Healthcare spending rose in real terms every year that Labour was in government, except for 2009 and 2010 – that’s 12 out of 14 years.

Over the course of their time in office, we estimate that the average annual growth rate in healthcare spending under Labour was 5.6 per cent – even accounting for inflation.

Since 2010, annual growth in the health budget has been significantly slower than it was under most of Labour’s time in office. The IFS says: “UK public health spending grew in real terms by an average of 1.3 per cent per year between 2009-10 and 2015-16.”

This doesn’t just put the Conservatives below Labour’s average spend – the IFS point out that this is “substantially below” the long-term trend growth between 1955 and 2016, when health budgets grew by 4.1 per cent a year on average.

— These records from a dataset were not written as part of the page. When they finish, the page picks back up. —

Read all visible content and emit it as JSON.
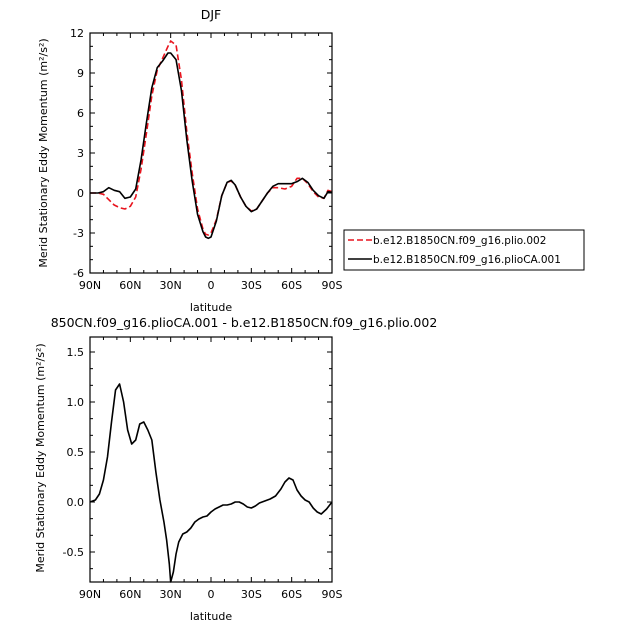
{
  "chart_data": [
    {
      "type": "line",
      "title": "DJF",
      "xlabel": "latitude",
      "ylabel": "Merid Stationary Eddy Momentum (m²/s²)",
      "x_ticks": [
        "90N",
        "60N",
        "30N",
        "0",
        "30S",
        "60S",
        "90S"
      ],
      "y_ticks": [
        "-6",
        "-3",
        "0",
        "3",
        "6",
        "9",
        "12"
      ],
      "xlim": [
        90,
        -90
      ],
      "ylim": [
        -6,
        12
      ],
      "legend_position": "outside-right",
      "series": [
        {
          "name": "b.e12.B1850CN.f09_g16.plio.002",
          "color": "#e8141e",
          "style": "dashed",
          "x": [
            90,
            84,
            80,
            76,
            72,
            68,
            64,
            60,
            56,
            52,
            48,
            44,
            40,
            36,
            32,
            30,
            26,
            22,
            18,
            14,
            10,
            6,
            4,
            2,
            0,
            -4,
            -8,
            -12,
            -15,
            -18,
            -22,
            -26,
            -30,
            -34,
            -38,
            -42,
            -46,
            -50,
            -55,
            -60,
            -64,
            -68,
            -72,
            -76,
            -80,
            -84,
            -87,
            -90
          ],
          "y": [
            0,
            0,
            -0.1,
            -0.5,
            -0.9,
            -1.1,
            -1.2,
            -1.0,
            -0.3,
            1.8,
            4.5,
            7.3,
            9.2,
            10.1,
            11.0,
            11.4,
            11.1,
            8.5,
            4.6,
            1.5,
            -1.2,
            -2.7,
            -3.1,
            -3.15,
            -3.0,
            -2.0,
            -0.2,
            0.8,
            0.9,
            0.6,
            -0.3,
            -1.0,
            -1.35,
            -1.2,
            -0.6,
            0.0,
            0.4,
            0.4,
            0.3,
            0.5,
            1.1,
            1.1,
            0.7,
            0.1,
            -0.3,
            -0.4,
            0.2,
            0.1
          ]
        },
        {
          "name": "b.e12.B1850CN.f09_g16.plioCA.001",
          "color": "#000000",
          "style": "solid",
          "x": [
            90,
            84,
            80,
            76,
            72,
            68,
            64,
            60,
            56,
            52,
            48,
            44,
            40,
            36,
            32,
            30,
            26,
            22,
            18,
            14,
            10,
            6,
            4,
            2,
            0,
            -4,
            -8,
            -12,
            -15,
            -18,
            -22,
            -26,
            -30,
            -34,
            -38,
            -42,
            -46,
            -50,
            -55,
            -60,
            -64,
            -68,
            -72,
            -76,
            -80,
            -84,
            -87,
            -90
          ],
          "y": [
            0,
            0,
            0.1,
            0.4,
            0.2,
            0.1,
            -0.4,
            -0.3,
            0.3,
            2.5,
            5.3,
            7.9,
            9.4,
            9.9,
            10.5,
            10.5,
            10.0,
            7.7,
            4.0,
            0.9,
            -1.6,
            -2.9,
            -3.3,
            -3.4,
            -3.3,
            -2.1,
            -0.2,
            0.8,
            0.95,
            0.6,
            -0.3,
            -1.0,
            -1.4,
            -1.2,
            -0.6,
            0.0,
            0.5,
            0.7,
            0.7,
            0.7,
            0.85,
            1.1,
            0.8,
            0.2,
            -0.2,
            -0.4,
            0.1,
            0.05
          ]
        }
      ]
    },
    {
      "type": "line",
      "title": "850CN.f09_g16.plioCA.001 - b.e12.B1850CN.f09_g16.plio.002",
      "xlabel": "latitude",
      "ylabel": "Merid Stationary Eddy Momentum (m²/s²)",
      "x_ticks": [
        "90N",
        "60N",
        "30N",
        "0",
        "30S",
        "60S",
        "90S"
      ],
      "y_ticks": [
        "-0.5",
        "0.0",
        "0.5",
        "1.0",
        "1.5"
      ],
      "xlim": [
        90,
        -90
      ],
      "ylim": [
        -0.8,
        1.65
      ],
      "series": [
        {
          "color": "#000000",
          "style": "solid",
          "x": [
            90,
            86,
            83,
            80,
            77,
            74,
            71,
            68,
            65,
            62,
            59,
            56,
            53,
            50,
            47,
            44,
            41,
            38,
            35,
            33,
            31,
            30,
            28,
            26,
            24,
            21,
            18,
            15,
            12,
            9,
            6,
            3,
            0,
            -3,
            -6,
            -9,
            -12,
            -15,
            -18,
            -21,
            -24,
            -27,
            -30,
            -33,
            -36,
            -40,
            -44,
            -48,
            -52,
            -55,
            -58,
            -61,
            -64,
            -67,
            -70,
            -73,
            -76,
            -79,
            -82,
            -86,
            -90
          ],
          "y": [
            0,
            0.02,
            0.08,
            0.22,
            0.45,
            0.8,
            1.12,
            1.18,
            1.0,
            0.72,
            0.58,
            0.62,
            0.78,
            0.8,
            0.72,
            0.62,
            0.3,
            0.02,
            -0.2,
            -0.38,
            -0.62,
            -0.8,
            -0.7,
            -0.52,
            -0.4,
            -0.32,
            -0.3,
            -0.26,
            -0.2,
            -0.17,
            -0.15,
            -0.14,
            -0.1,
            -0.07,
            -0.05,
            -0.03,
            -0.03,
            -0.02,
            0.0,
            0.0,
            -0.02,
            -0.05,
            -0.06,
            -0.04,
            -0.01,
            0.01,
            0.03,
            0.06,
            0.13,
            0.2,
            0.24,
            0.22,
            0.12,
            0.06,
            0.02,
            0.0,
            -0.06,
            -0.1,
            -0.12,
            -0.07,
            0.0
          ]
        }
      ]
    }
  ]
}
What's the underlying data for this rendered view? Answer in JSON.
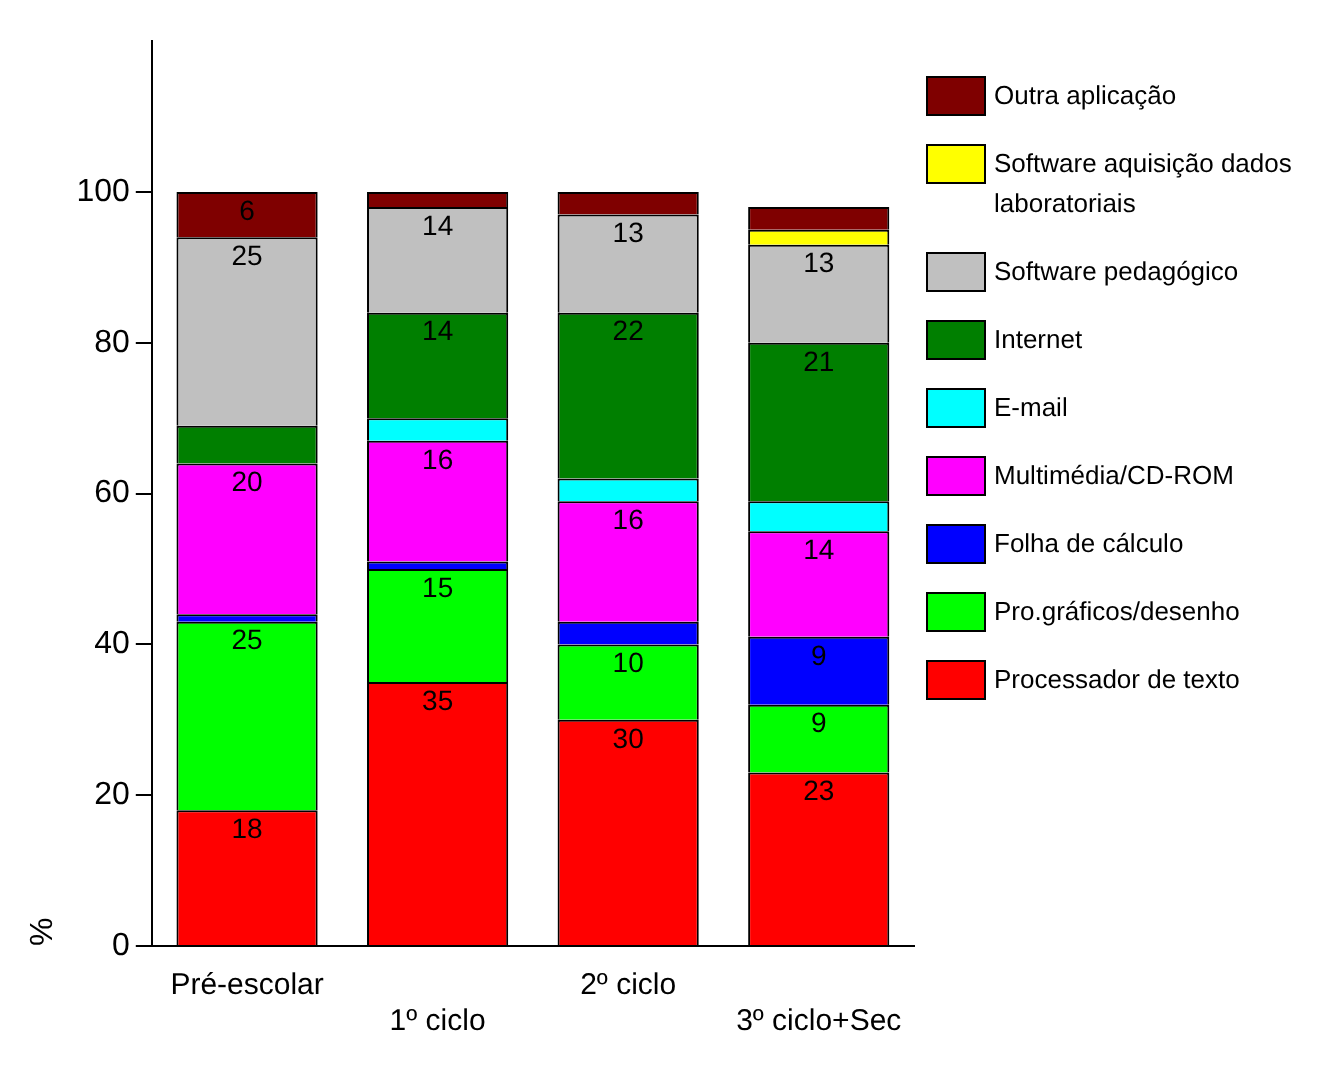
{
  "chart_data": {
    "type": "bar",
    "stacked": true,
    "ylabel": "%",
    "categories": [
      "Pré-escolar",
      "1º ciclo",
      "2º ciclo",
      "3º ciclo+Sec"
    ],
    "ylim": [
      0,
      120
    ],
    "yticks": [
      0,
      20,
      40,
      60,
      80,
      100
    ],
    "grid": false,
    "legend": "right",
    "series": [
      {
        "name": "Processador de texto",
        "color": "#ff0000",
        "values": [
          18,
          35,
          30,
          23
        ],
        "value_labels": [
          "18",
          "35",
          "30",
          "23"
        ]
      },
      {
        "name": "Pro.gráficos/desenho",
        "color": "#00ff00",
        "values": [
          25,
          15,
          10,
          9
        ],
        "value_labels": [
          "25",
          "15",
          "10",
          "9"
        ]
      },
      {
        "name": "Folha de cálculo",
        "color": "#0000ff",
        "values": [
          1,
          1,
          3,
          9
        ],
        "value_labels": [
          null,
          null,
          null,
          "9"
        ]
      },
      {
        "name": "Multimédia/CD-ROM",
        "color": "#ff00ff",
        "values": [
          20,
          16,
          16,
          14
        ],
        "value_labels": [
          "20",
          "16",
          "16",
          "14"
        ]
      },
      {
        "name": "E-mail",
        "color": "#00ffff",
        "values": [
          0,
          3,
          3,
          4
        ],
        "value_labels": [
          null,
          null,
          null,
          null
        ]
      },
      {
        "name": "Internet",
        "color": "#007f00",
        "values": [
          5,
          14,
          22,
          21
        ],
        "value_labels": [
          null,
          "14",
          "22",
          "21"
        ]
      },
      {
        "name": "Software pedagógico",
        "color": "#c0c0c0",
        "values": [
          25,
          14,
          13,
          13
        ],
        "value_labels": [
          "25",
          "14",
          "13",
          "13"
        ]
      },
      {
        "name": "Software aquisição dados laboratoriais",
        "color": "#ffff00",
        "values": [
          0,
          0,
          0,
          2
        ],
        "value_labels": [
          null,
          null,
          null,
          null
        ]
      },
      {
        "name": "Outra aplicação",
        "color": "#7f0000",
        "values": [
          6,
          2,
          3,
          3
        ],
        "value_labels": [
          "6",
          null,
          null,
          null
        ]
      }
    ]
  }
}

The early years of the Coalition government were the most austere in terms of health spending, but began to pick up slightly after 2013.

How does the Conservatives’ record compare?

The problem for the Conservatives is that this week’s cash boost comes after eight years of extremely slow growth. To understand how much catching up they have left to do, let’s conduct a quick thought experiment.

The graph below shows how the healthcare budget has grown since 2010. It’s an indexed graph, which means that every measure begins at 100. It shows us relative growth rather than absolute numbers.

The blue line shows what’s happened in the real world since the Conservatives took office.

Figures from 2019-20 onwards show what the government’s most recent announcement will do for healthcare budgets. You can see it’s a definite acceleration in growth compared to previous years under the Coalition and Cameron/May administrations.

The orange line shows what would have happened if healthcare budgets had grown in line with the long-term average annual increase they’ve enjoyed since 1955 (about 4.1 per cent a year).

The red line shows what would have happened if growth in healthcare budgets had kept pace with the average annual increase they experienced under Labour (by our calculations, about 5.6 per cent a year).

While this week’s announcement is better than nothing for many healthcare providers and experts, it’s still a long way from undoing the years of austerity that the health service has faced.

To be fair to the government, though, it’s not clear whether Labour’s average budget boost of 5.6 per cent a year would have been sustainable in the long term.

Indeed, the final two years of Labour rule saw significant tightening compared to what had gone before as the financial crisis put the deficit under the spotlight.

FactCheck verdict

The government’s announcement of an extra cash injection for the NHS should see the health budget grow by 3 per cent a year on average – much higher than it has been since 2010.

However, this is still significantly lower than the average growth we saw under the last Labour government (we estimate 5.6 per cent a year in real terms). It is also lower than the long-term average growth rate that health budgets have enjoyed since the mid 1950s (4.1 per cent a year).

While extra cash has been welcomed by many, the government has a long way to go before it undoes the cumulative effect of years of healthcare austerity.